Most document converters produce messy output — broken tables, lost formatting, garbled non-English text. **libmumd** is different:

- **Persian & Arabic first-class support** — Correctly handles RTL text, Persian typography, and Arabic script
- **Better than markitdown alone** — Uses PyMuPDF's layout engine for cleaner, more accurate conversion
- **Multi-language support** — Handles Persian, Arabic, Chinese, Japanese, Korean, and European languages
- **Table detection** — Automatically converts complex tables to Markdown format
- **Figure & image handling** — Extracts and references images properly
- **Layout-aware** — Preserves reading order, headers, and document structure
- **No GPU required** — Runs on any machine with Python

## Features

| Feature | Description |
|---------|-------------|
| **PDF → Markdown** | High-quality extraction with layout preservation |
| **Office → Markdown** | Convert `.docx`, `.pptx`, `.xlsx`, and more via LibreOffice |
| **Smart table parsing** | Complex tables become clean Markdown tables |
| **Image extraction** | Embedded images are saved and referenced |
| **Header detection** | Font sizes map to `#` heading levels automatically |
| **Inline formatting** | Preserves **bold**, *italic*, and `code` |
| **Multi-column layouts** | Reconstructs natural reading order |
| **OCR fallback** | Handles scanned documents when text layer is missing |

## Installation

```bash
pip install libmumd
```

Or install from GitHub:

```bash
pip install git+https://github.com/erfan-ashtari/libmumd.git
```

## Quick Start

### Command Line

```bash
# Convert PDF to Markdown
libmumd document.pdf

# Convert Office document
libmumd report.docx output.md
```

### Python

```python
from libmumd import convert_file

# Basic usage
result = convert_file("document.pdf")
print(result)
# {'status': 'ok', 'chars': 4523, 'output': 'document.md'}

# Custom output path
result = convert_file("presentation.pptx", "slides.md")
```

## Supported Formats

| Format | Extensions | Conversion Method |
|--------|------------|-------------------|
| PDF | `.pdf` | PyMuPDF (native) |
| Word | `.docx`, `.doc` | LibreOffice |
| PowerPoint | `.pptx`, `.ppt` | LibreOffice |
| Excel | `.xlsx`, `.xls` | LibreOffice |
| OpenDocument | `.odt`, `.odp`, `.ods` | LibreOffice |
| Rich Text | `.rtf` | LibreOffice |
| Other | Any | markitdown fallback |

## Requirements

### Python Packages (Auto-installed)

- `pymupdf4llm` — PDF extraction engine
- `markitdown` — Fallback converter

### LibreOffice (Required for Office Files)
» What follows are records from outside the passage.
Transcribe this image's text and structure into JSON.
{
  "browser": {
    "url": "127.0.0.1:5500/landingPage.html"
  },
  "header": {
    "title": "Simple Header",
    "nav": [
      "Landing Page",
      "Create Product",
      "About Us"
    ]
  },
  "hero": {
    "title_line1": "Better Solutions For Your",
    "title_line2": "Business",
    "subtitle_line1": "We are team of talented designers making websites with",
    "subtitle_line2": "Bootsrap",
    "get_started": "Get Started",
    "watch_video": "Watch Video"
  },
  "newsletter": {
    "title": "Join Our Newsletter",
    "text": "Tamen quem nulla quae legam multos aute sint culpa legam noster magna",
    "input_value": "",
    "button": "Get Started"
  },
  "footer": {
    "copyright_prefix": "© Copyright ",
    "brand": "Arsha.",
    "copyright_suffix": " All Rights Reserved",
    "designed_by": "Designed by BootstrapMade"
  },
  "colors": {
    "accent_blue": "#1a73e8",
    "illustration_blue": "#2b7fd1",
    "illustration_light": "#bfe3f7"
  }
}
LibreOffice is needed to convert Word, PowerPoint, and Excel files.

| OS | Installation |
|----|--------------|
| **Windows** | `winget install --id TheDocumentFoundation.LibreOffice` |
| **macOS** | `brew install --cask libreoffice` |
| **Linux** | `sudo apt-get install libreoffice` |

Or download from [libreoffice.org](https://www.libreoffice.org/).

> **Note:** PDF conversion works without LibreOffice. Only Office document conversion requires it.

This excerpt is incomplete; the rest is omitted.